Principal Director, FutureG & 5G, US Dept. of Defense

Dr. Tom Rondeau

Speaker Bio

Dr. Tom Rondeau is the Principal Director for the FutureG & 5G Office for the US Department of Defense, serving in the Office of the Undersecretary of Defense for Research and Engineering (OUSD(R&E)). In this role, Dr. Rondeau is responsible for the research, funding, and execution of programs to advance warfighting capabilities using 5G and future-generation wireless technologies.


Before assuming his role as Principal Director of the FutureG &5G Office, Dr. Rondeau spent more than six years as a Defense Advanced Research Project Agency (DARPA) program manager, where he worked on numerous technology areas to improve wireless networking and communications, which earned him the Distinguished Public Service Medal. Some of the programs he managed involved building software-defined arrays driving towards more capable software-defined radio, inventing new edge and embedded processor architectures, and enabling computing on encrypted data. During his time at DARPA, Dr.

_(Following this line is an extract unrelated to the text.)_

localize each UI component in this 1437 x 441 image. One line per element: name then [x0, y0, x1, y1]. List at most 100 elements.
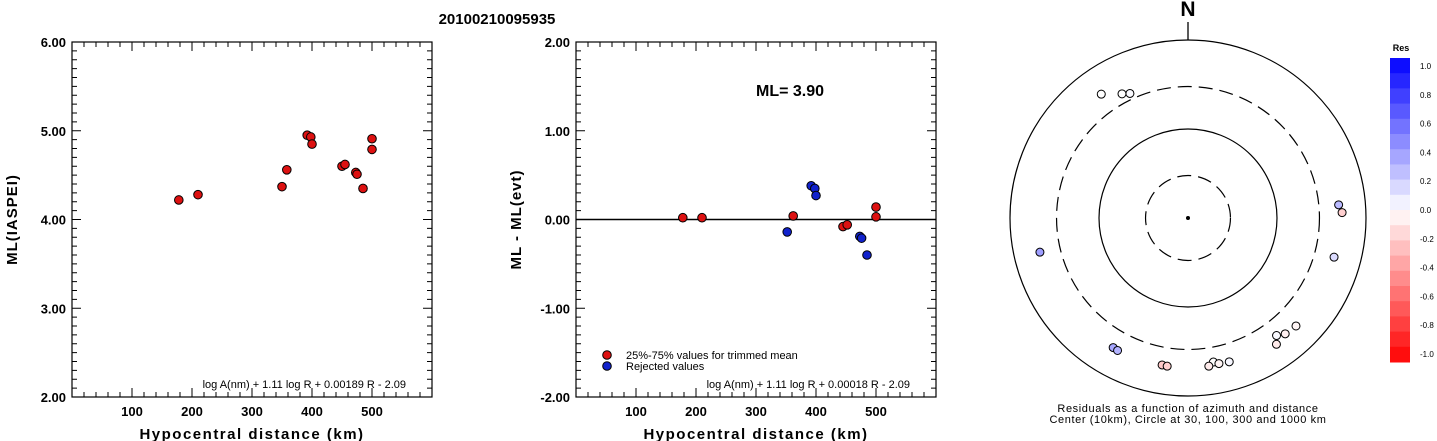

Rondeau also ran a series of hackfests on software radio and served as a subject matter expert on numerous problem sets for the US Department of Defense and the intelligence community. 


Prior to joining DARPA, Dr. Rondeau was the Project Lead for the GNU Radio project. In this role, Dr. Rondeau collaborated with numerous companies and organizations worldwide to build solutions to complex problems, thus forming a large community of experts in software radio that has grown into a thriving ecosystem. 


Dr. Rondeau has published extensively on software radio, notably in Cognitive Radios in Public Safety and Spectrum Management, one of the first books on cognitive radio. Dr. Rondeau also served as a visiting researcher with the University of Pennsylvania and as an Adjunct with the IDA Center for Communications Research in Princeton, NJ.


Dr. Rondeau holds a Ph.D. in electrical engineering from Virginia Tech. His dissertation won the Council of Graduate Schools’ 2007 Outstanding Dissertation Award in math, science, and engineering.